LA GRANDE ILLUSION

Le prélèvement à la source a suscité un tel psychodrame en France qu’il a même été envisagé de l’annuler à la dernière minute. Le gouvernement ambitionnait de montrer qu’il prenait soin du pouvoir d’achat des citoyens. Alors, malgré l’instruction d’écrire en gros caractères sur la fiche de paie le salaire net, les Français n’auraient peut-être pas compris.

prel-source

Pour mettre au jour les spécificités de la psyché humaine, les économistes organisent en laboratoire parfois des expériences savamment construites. Lorsqu’il est question de l’illusion monétaire, il n’est nul besoin de se donner tant de peine. Il suffit de se plonger dans la vie de tous les jours. Reprenons depuis le début. Selon la théorie standard, un individu rationnel sera sensible à son salaire réel qui, précisons-le, n’est pas son salaire net. Le salaire réel d’un individu est en fait son pouvoir d’achat. Il reçoit de la part de son employeur un salaire nominal, justement son salaire net, mais il doit tenir compte de l’inflation. Dans la situation A, un agent économique perçoit 100 euros tandis que le prix du Carambar est de 1 euro ; dans la situation B, son salaire est 120 euros et le prix du Carambar est de 2 euros. Dans le premier cas, il peut en acheter 100 et dans le second seulement 60. S’il est rationnel, il préférera la situation A où son salaire est moindre puisque, dans la situation B, son pouvoir d’achat est rogné par l’inflation. Le consommateur est un fier homo oeconomicus, assurément pas un misérable homo cretinus.

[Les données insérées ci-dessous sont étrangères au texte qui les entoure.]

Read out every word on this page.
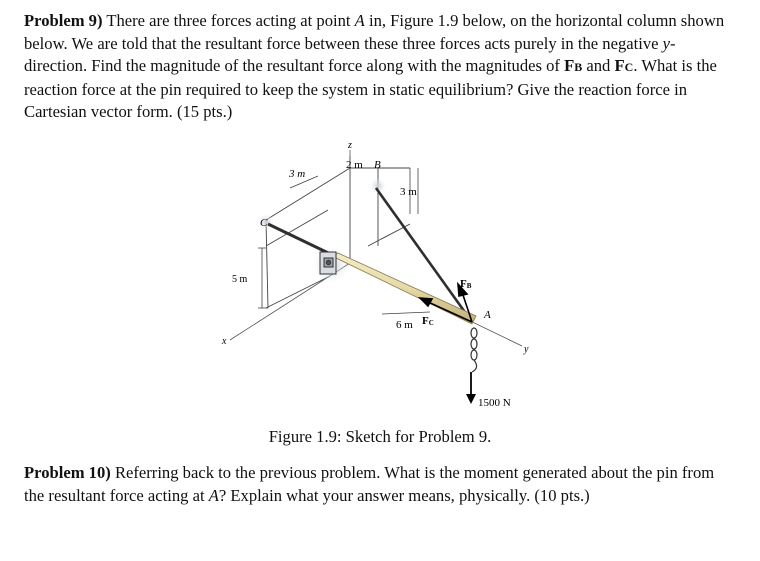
Problem 9) There are three forces acting at point A in, Figure 1.9 below, on the horizontal column shown below. We are told that the resultant force between these three forces acts purely in the negative y-direction. Find the magnitude of the resultant force along with the magnitudes of FB and FC. What is the reaction force at the pin required to keep the system in static equilibrium? Give the reaction force in Cartesian vector form. (15 pts.)
z
x
y
3 m
2 m B
3 m
C
5 m	FB
6 m FC
A
1500 N
Figure 1.9: Sketch for Problem 9.
Problem 10) Referring back to the previous problem. What is the moment generated about the pin from the resultant force acting at A? Explain what your answer means, physically. (10 pts.)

Pourtant, ce joli schéma théorique ne se vérifie pas toujours dans la réalité. J’imagine certains lecteurs constater, mi amusés, mi dépités, que l’hypothèse est fausse parce qu’ils connaissent un nombre non négligeable de personnes dignes d’entrer dans la catégorie homo cretinus. Il ne s’agit pas de remettre en cause le bien-fondé de leur jugement mais, en l’espèce, l’explication se situe ailleurs. En vérité, il existe une sorte de décalage entre l’instant où l’individu exulte après avoir jeté un œil sur sa fiche de paie et celui où il entre dans le magasin pour faire ses emplettes. L’augmentation du salaire est visible à l’œil nu tandis que celle des prix est plus discrète. Le vendeur qui pratique la valse des étiquettes ne va pas la mettre en musique dans un spot publicitaire. C’est uniquement lorsque le consommateur passe à la caisse qu’il se rend compte que, dans la situation B, il y a moins de Carambars dans son caddie. Dans la séquence suivante, et justement parce qu’il n’est pas un homo cretinus, le salarié va s’empresser de réclamer une augmentation de salaire à son patron pour compenser cette érosion silencieuse de son pouvoir d’achat. L’individu est susceptible d’être victime d’une illusion monétaire.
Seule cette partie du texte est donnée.